日々都市化が進むナイロビで、ヒョウをはじめとした野生動物は、環境の変化に対しどのように行動や生態を変化させ対応しているのでしょうか。ナイロビ国立公園周辺地域に居住する人々は、野生動物との「共存」についてどのような考えを持っているのでしょうか。また、ケニア人にとって野生動物とはどのような存在なのでしょうか。都市化と自然資源保全の両立は可能なのでしょうか。現在おかれているナイロビ国立公園を取り巻く環境を、ヒョウという野生動物を通して、またそこに居住する多様化した住民の生活を通して、生態学的な側面と社会学的な側面から考察することで、これからの都市における野生動物保全とケニア全土におけるアフリカヒョウ保全のモデル構築を目指しています。

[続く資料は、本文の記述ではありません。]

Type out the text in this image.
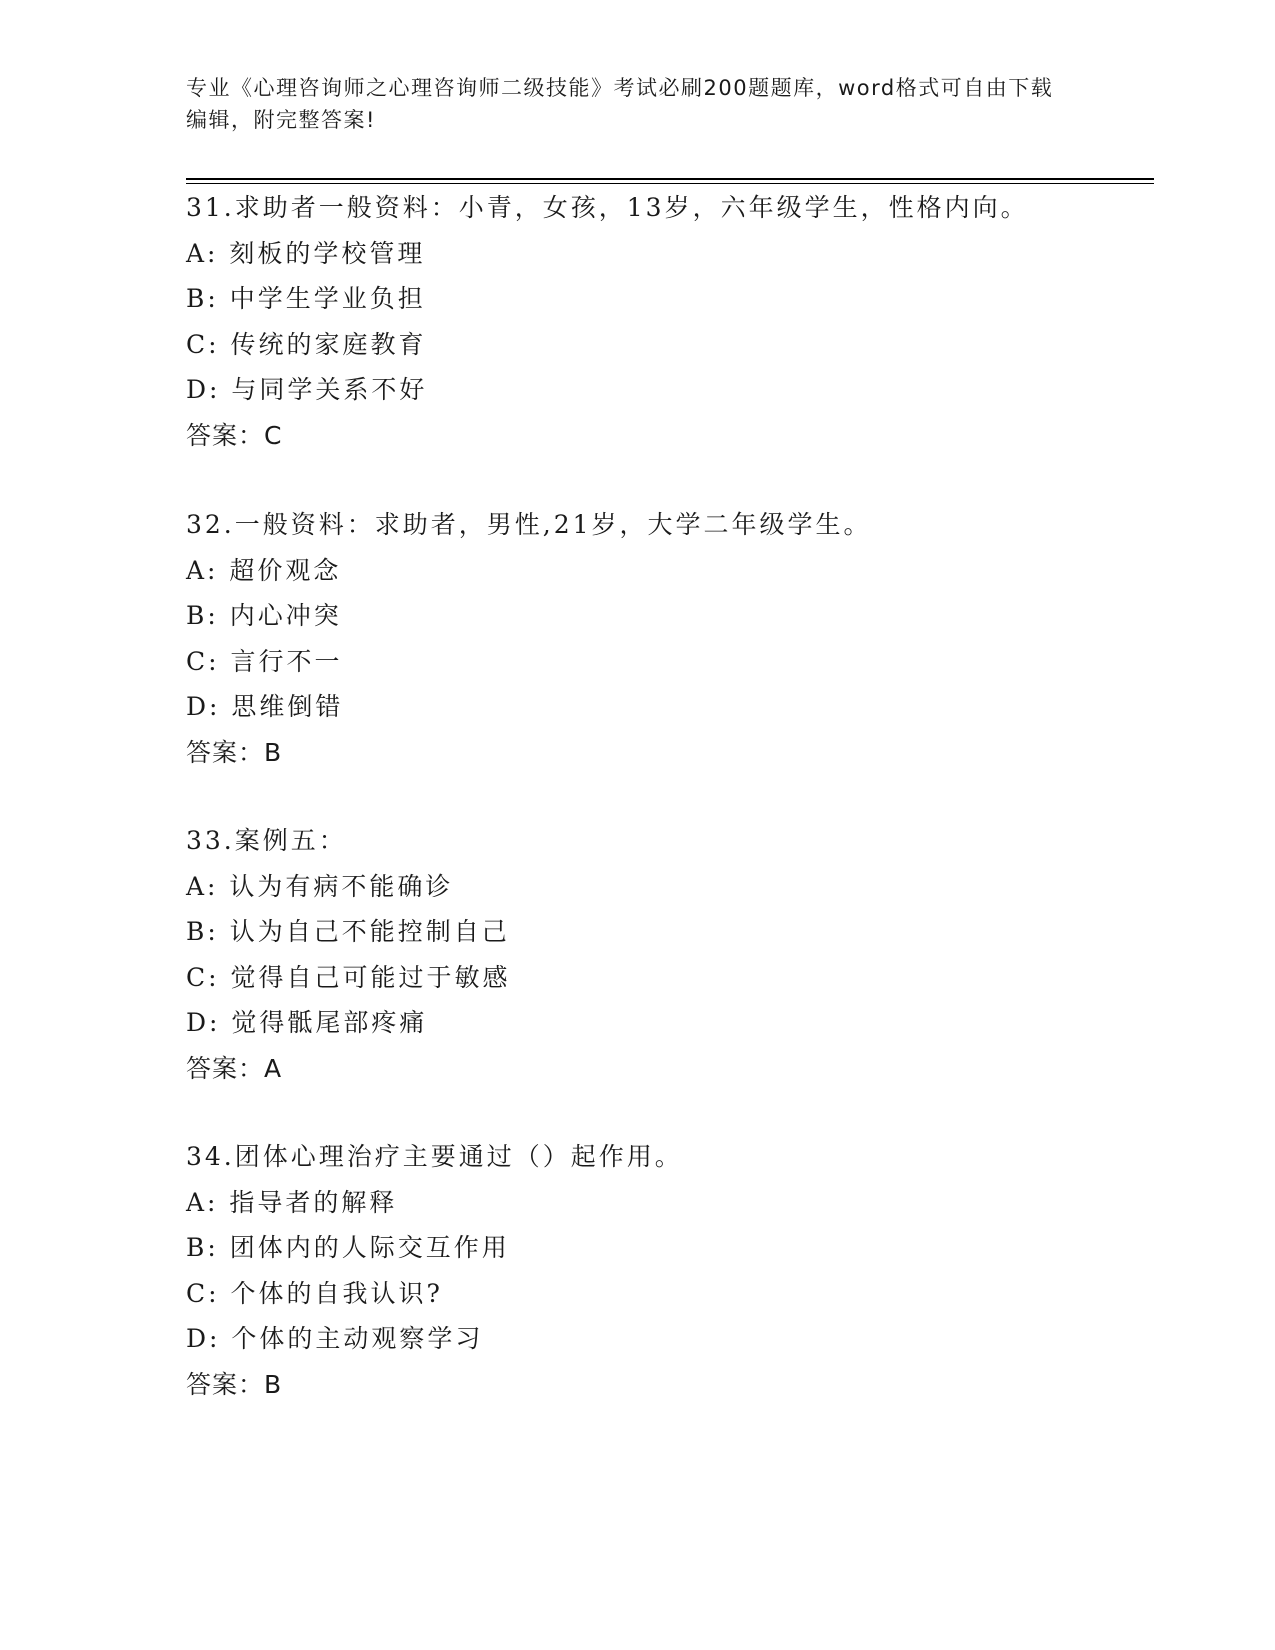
专业《心理咨询师之心理咨询师二级技能》考试必刷200题题库，word格式可自由下载编辑，附完整答案!
31.求助者一般资料：小青，女孩，13岁，六年级学生，性格内向。
A: 刻板的学校管理
B: 中学生学业负担
C: 传统的家庭教育
D: 与同学关系不好
答案：C
32.一般资料：求助者，男性,21岁，大学二年级学生。
A: 超价观念
B: 内心冲突
C: 言行不一
D: 思维倒错
答案：B
33.案例五：
A: 认为有病不能确诊
B: 认为自己不能控制自己
C: 觉得自己可能过于敏感
D: 觉得骶尾部疼痛
答案：A
34.团体心理治疗主要通过（）起作用。
A: 指导者的解释
B: 团体内的人际交互作用
C: 个体的自我认识?
D: 个体的主动观察学习
答案：B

本セミナーでは、わたしが2009年1月から2013年12月まで、ナイロビ国立公園とその周辺で実施してきた調査の結果と、今年度より開始した、アフリカヒョウ再導入個体のモニタリングについてお話させていただきます。(再導入:ヒョウと人々の軋轢の問題が深刻化する中で、その軋轢緩和策として、問題のあるヒョウを捕獲し、人為的に移動(Translocation)するという策)

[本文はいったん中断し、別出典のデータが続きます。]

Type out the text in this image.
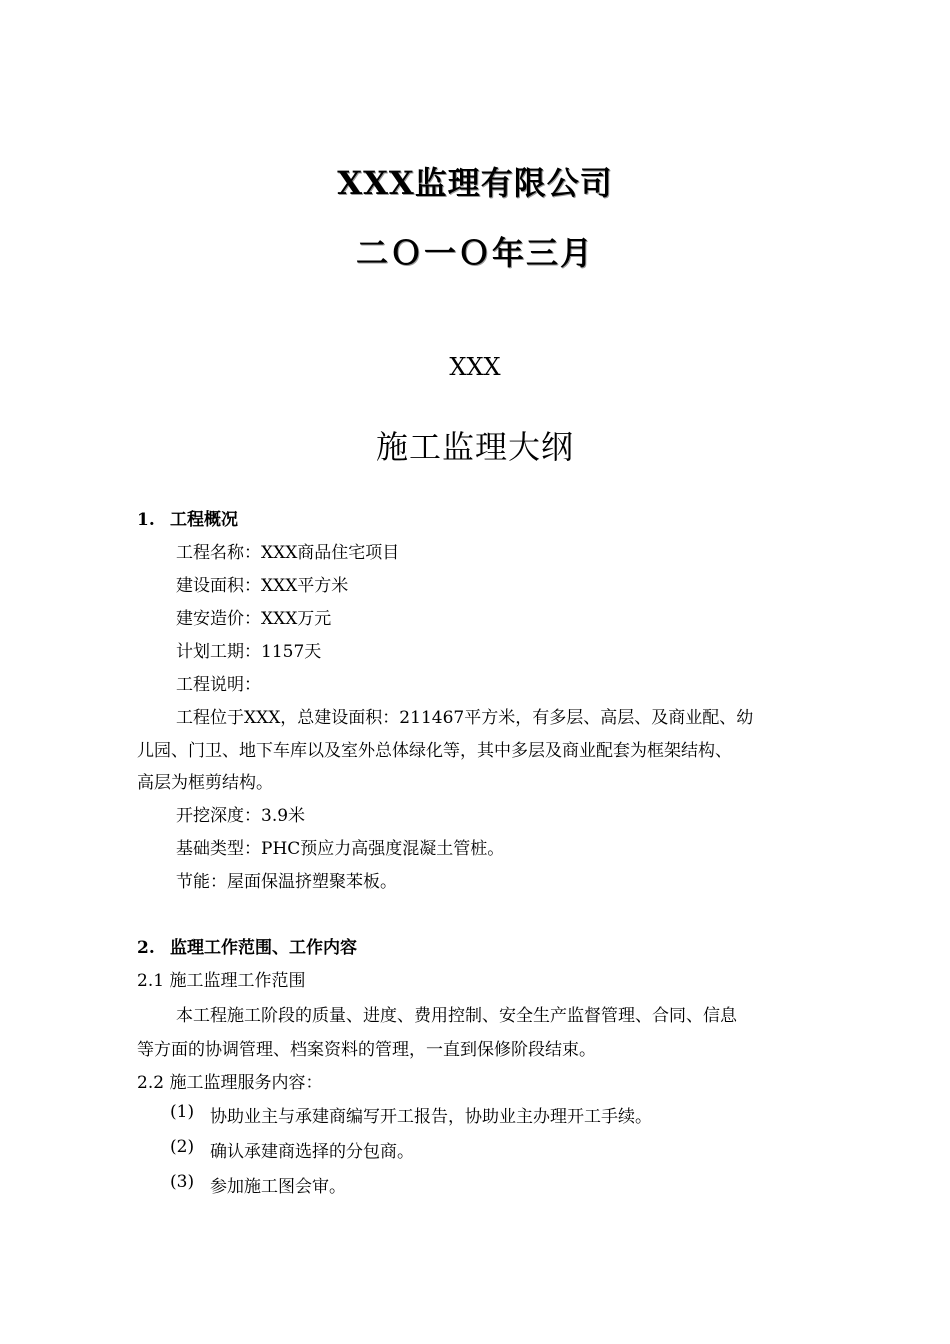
XXX监理有限公司
二Ｏ一Ｏ年三月
XXX
施工监理大纲
1. 工程概况
工程名称：XXX商品住宅项目
建设面积：XXX平方米
建安造价：XXX万元
计划工期：1157天
工程说明：
工程位于XXX，总建设面积：211467平方米，有多层、高层、及商业配、幼
儿园、门卫、地下车库以及室外总体绿化等，其中多层及商业配套为框架结构、
高层为框剪结构。
开挖深度：3.9米
基础类型：PHC预应力高强度混凝土管桩。
节能：屋面保温挤塑聚苯板。
2. 监理工作范围、工作内容
2.1 施工监理工作范围
本工程施工阶段的质量、进度、费用控制、安全生产监督管理、合同、信息
等方面的协调管理、档案资料的管理，一直到保修阶段结束。
2.2 施工监理服务内容：
(1) 协助业主与承建商编写开工报告，协助业主办理开工手续。
(2) 确认承建商选择的分包商。
(3) 参加施工图会审。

野生動物保全は、一部の保全活動家や動物愛護団体が取り組む問題ではなく、ケニアでは、野生動物の生息地と居住を共にしている地域住民の生活に、日々密接にかかわっている深刻な問題です。野生動物を保全すると同時に地域住民の生活の安全について討論していく必要があり、地域住民と協働してはじめて持続可能野生動物保全が可能になると考えています。

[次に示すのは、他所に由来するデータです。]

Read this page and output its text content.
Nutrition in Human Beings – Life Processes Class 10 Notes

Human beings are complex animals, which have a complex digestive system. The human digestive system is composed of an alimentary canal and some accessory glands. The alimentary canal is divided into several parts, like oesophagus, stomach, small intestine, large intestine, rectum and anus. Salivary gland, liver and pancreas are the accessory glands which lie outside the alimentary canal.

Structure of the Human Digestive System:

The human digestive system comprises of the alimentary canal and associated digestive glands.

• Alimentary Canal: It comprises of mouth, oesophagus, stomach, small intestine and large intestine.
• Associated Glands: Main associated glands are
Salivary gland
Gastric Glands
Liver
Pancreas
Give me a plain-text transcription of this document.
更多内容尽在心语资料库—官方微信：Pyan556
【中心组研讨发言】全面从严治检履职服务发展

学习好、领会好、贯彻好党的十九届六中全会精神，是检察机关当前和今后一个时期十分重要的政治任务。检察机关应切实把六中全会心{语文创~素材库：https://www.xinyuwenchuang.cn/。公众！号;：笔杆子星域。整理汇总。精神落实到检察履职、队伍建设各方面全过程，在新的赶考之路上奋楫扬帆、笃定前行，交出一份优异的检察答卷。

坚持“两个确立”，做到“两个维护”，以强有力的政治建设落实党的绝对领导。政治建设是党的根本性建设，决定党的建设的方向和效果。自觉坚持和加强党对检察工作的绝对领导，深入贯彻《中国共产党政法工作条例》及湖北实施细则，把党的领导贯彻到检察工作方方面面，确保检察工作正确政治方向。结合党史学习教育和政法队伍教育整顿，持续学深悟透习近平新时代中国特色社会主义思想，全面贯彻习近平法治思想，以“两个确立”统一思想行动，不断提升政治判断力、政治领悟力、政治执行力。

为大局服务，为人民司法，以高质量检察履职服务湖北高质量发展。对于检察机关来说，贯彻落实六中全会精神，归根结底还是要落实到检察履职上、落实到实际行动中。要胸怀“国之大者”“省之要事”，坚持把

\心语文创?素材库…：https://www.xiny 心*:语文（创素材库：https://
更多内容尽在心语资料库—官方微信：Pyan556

会場の皆様と共に野生動物、地域住民の生活、保全をテーマに考察できればと考えています。

発表言語:日本語
会場:日本学術振興会ナイロビ研究連絡センターセミナー室
→アクセス https://www.jspsnairobi.org/access

Japan Society for the Promotion of Science, Nairobi …
www.jspsnairobi.org
Japan Society for the Promotion of Science, Nairobi Research Station (日本学術振興会ナイロビ研究連絡センター)

(google map: 1°16’29.3″S 36°46’08.4″E)

参加費:無料
お問い合わせ先:溝口大助・上村知春(jsps1[at]africaonline.co.ke)

山根先生は、研究活動を行いながら、ヒョウの孤児をご自身でお育てになった経験も持っていらっしゃいます。躍動感あふれるお話をぜひ聞きにいらしてください。皆さまのお越しを、心よりお待ちしております。